The Court of Appeals for the Ninth Circuit has confusingly interpreted 26 U.S.C. § 7852(e) (1994) to likewise prevent Privacy Act access to records pertaining to tax liability. Jacques v. IRS, No. 91-15992, 1992 WL 185449, at *2 (9th Cir. Aug. 5, 1992); O'Connor v. United States, No. 89-15321, slip op. at 5 (9th Cir. June 4, 1991); see also Prince v. Commissioner, No. 98-17183, 1999 WL 511185, at *1 (9th Cir. July 15, 1999) (concluding that district court lacked subject matter jurisdiction over claim for attorney fees in Privacy Act suit for access to tax return records due to 26 U.S.C. § 7852(e)'s prohibition against application of subsection (g) of Privacy Act to determinations of tax liability); Weiss v. Sawyer, 28 F. Supp. 2d 1221, 1227-28 (W.D. Okla. 1997) (applying 26 U.S.C. § 7852 to prevent apparent access claim); cf. Baker v. Matson, No. 98 M 1675, 1998 U.S. Dist. LEXIS 21312, at **8-9 (D. Colo. Dec. 7, 1998) (ruling that court had no jurisdiction over Privacy Act access claim) (magistrate's recommendation), adopted (D. Colo. Jan. 12, 1999). The Ninth Circuit's interpretation of 26 U.S.C. § 7852(e), however, seems to go beyond that statute's objective of exempting determinations of tax liability from the Privacy Act's amendment provisions. Cf. Lake v. Rubin, 162 F.3d at 114-16 (discussing § 7852(e)--which had been interpreted by district court to deprive it of jurisdiction in access cases, see Maxwell v. Rubin, 3 F. Supp. 2d 45, 47-49 (D.D.C. 1998)--but affirming judgments of district court "not on the jurisdictional rationale contained in its opinions" but on basis of § 6103); Wood v. IRS, No. 1:90-CV-2614, 1991 U.S. Dist. LEXIS 19707, at *1, 8 (N.D. Ga.
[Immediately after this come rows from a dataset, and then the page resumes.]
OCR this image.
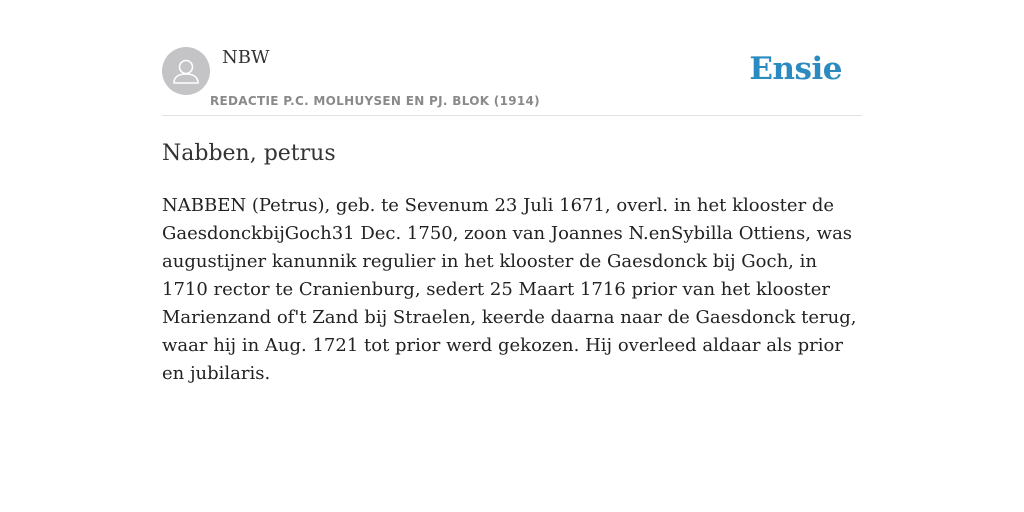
NBW
REDACTIE P.C. MOLHUYSEN EN PJ. BLOK (1914)
Ensie
Nabben, petrus

NABBEN (Petrus), geb. te Sevenum 23 Juli 1671, overl. in het klooster de GaesdonckbijGoch31 Dec. 1750, zoon van Joannes N.enSybilla Ottiens, was augustijner kanunnik regulier in het klooster de Gaesdonck bij Goch, in 1710 rector te Cranienburg, sedert 25 Maart 1716 prior van het klooster Marienzand of't Zand bij Straelen, keerde daarna naar de Gaesdonck terug, waar hij in Aug. 1721 tot prior werd gekozen. Hij overleed aldaar als prior en jubilaris.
July 29, 1991) (denying plaintiff summary judgment on other grounds, but not barring Privacy Act request for access to records concerning plaintiff's tax liability).

Lastly, damages are not recoverable in an access case. See Benoist v. United States, No. 87-1028, slip op. at 3 (8th Cir. Nov. 4, 1987); Thurston v. United States, 810 F.2d 438, 447 (4th Cir. 1987); Haddon v. Freeh, 31 F. Supp. 2d 16, 22 (D.D.C. 1998); Vennes v. IRS, No. 5-88-36, slip op. at 6-7 (D. Minn. Oct. 14, 1988) (magistrate's recommendation), adopted (D. Minn. Feb. 14, 1989), aff'd, No. 89-5136MN (8th Cir. Oct. 13, 1989); Bentson v. Commissioner, No. 83-048-GLO-WDB, slip op. at 2 (D. Ariz. Sept. 14, 1984); see also Quinn v. HHS, 838 F. Supp. 70, 76 (W.D.N.Y. 1993) (citing Thurston in dictum).

-- Courts "shall determine the matter de novo." 5 U.S.C. § 552a(g)(3)(A).

-- Courts may review records in camera to determine whether any of the exemptions set forth in subsection (k) apply. See 5 U.S.C. § 552a(g)(3)(A).